/HuShih

Primary LanguagePython

HuShih

Environment setup

We will be managing the training environment using conda. If you don't have conda installed, please follow the installation guide from conda.

conda create -n hushih python=3.7
conda deactivate # deactivate the current enviroment to minimize conflicts
conda activate hushih
cd ~/HuShih
pip install -r requirements.txt

Data download and setup

Note, the google drive link is provided here for convenience of the project. And the link will be disabled once the CS229 Autumn 2020 class concludes.

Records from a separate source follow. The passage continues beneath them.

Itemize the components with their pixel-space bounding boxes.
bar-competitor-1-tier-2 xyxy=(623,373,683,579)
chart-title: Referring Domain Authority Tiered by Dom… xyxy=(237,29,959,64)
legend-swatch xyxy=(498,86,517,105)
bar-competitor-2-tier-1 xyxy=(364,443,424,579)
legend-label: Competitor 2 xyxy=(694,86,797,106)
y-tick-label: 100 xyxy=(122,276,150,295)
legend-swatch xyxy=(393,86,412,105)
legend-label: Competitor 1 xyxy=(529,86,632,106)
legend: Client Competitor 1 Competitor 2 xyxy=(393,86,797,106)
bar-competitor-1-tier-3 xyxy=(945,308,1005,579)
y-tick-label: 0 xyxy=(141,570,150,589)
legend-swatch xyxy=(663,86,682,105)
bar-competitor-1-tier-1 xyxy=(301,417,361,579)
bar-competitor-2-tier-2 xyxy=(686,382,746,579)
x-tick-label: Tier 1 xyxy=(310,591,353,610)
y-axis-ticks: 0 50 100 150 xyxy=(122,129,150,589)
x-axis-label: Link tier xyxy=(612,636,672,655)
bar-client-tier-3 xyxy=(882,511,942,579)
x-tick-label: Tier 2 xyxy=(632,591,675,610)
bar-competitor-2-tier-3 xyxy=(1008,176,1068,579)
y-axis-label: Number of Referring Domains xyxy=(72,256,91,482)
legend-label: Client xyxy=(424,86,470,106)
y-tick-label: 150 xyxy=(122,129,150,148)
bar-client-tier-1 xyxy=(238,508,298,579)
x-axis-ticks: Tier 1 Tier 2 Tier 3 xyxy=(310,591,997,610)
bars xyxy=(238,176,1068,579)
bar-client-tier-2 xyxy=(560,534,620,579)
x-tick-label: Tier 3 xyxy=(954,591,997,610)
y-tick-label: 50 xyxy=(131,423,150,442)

If you wish to use gdown to download models from google drive, please go to the appropriate sources, get the permission to download, and manage the files on your own.

Download chinese_wwm_ext_L-12_H-768_A-12 tensorflow ckpts from Chinese-BERT-wwm.

cd ~/HuShih
mkdir model; cd model
mkdir chinese_wwm_ext_L-12_H-768_A-12; cd chinese_wwm_ext_L-12_H-768_A-12
gdown https://drive.google.com/uc?id=1Lf3uofzLyshD__2t9tFlN7Mh7G1j6z9U
unzip chinese_wwm_ext_L-12_H-768_A-12.zip

Download LCSTS2.0 data from LCSTS. (Please go through the application process to download the data.)

cd ~/HuShih
mkdir data; cd data
# download pre-processed training.csv to save time
gdown https://drive.google.com/uc?id=1QdWhAWtGcBytsiYCJz7k5DVs7WhjNiHs
touch PART_I.xml
gdown https://drive.google.com/uc?id=1swFnIc0fI4aAtl2JcW-BvzNnKKIowt_I
unzip LCSTS2.0.zip

Start Training

Bring up server to compute BERT LM score using tensorflow

cd ~/HuShih/src
python lm_score/bert_lm_server.py

Bring up client to train DecoderEncoderModel using pytorch

cd ~/HuShih/src
python training.py

By running training.py, you can train the BERE2BERT summarization model using pretrained chinese summarization.

NOTE: when you first run training.py, it takes anywhere between 10-20 minutes to preprocess the data.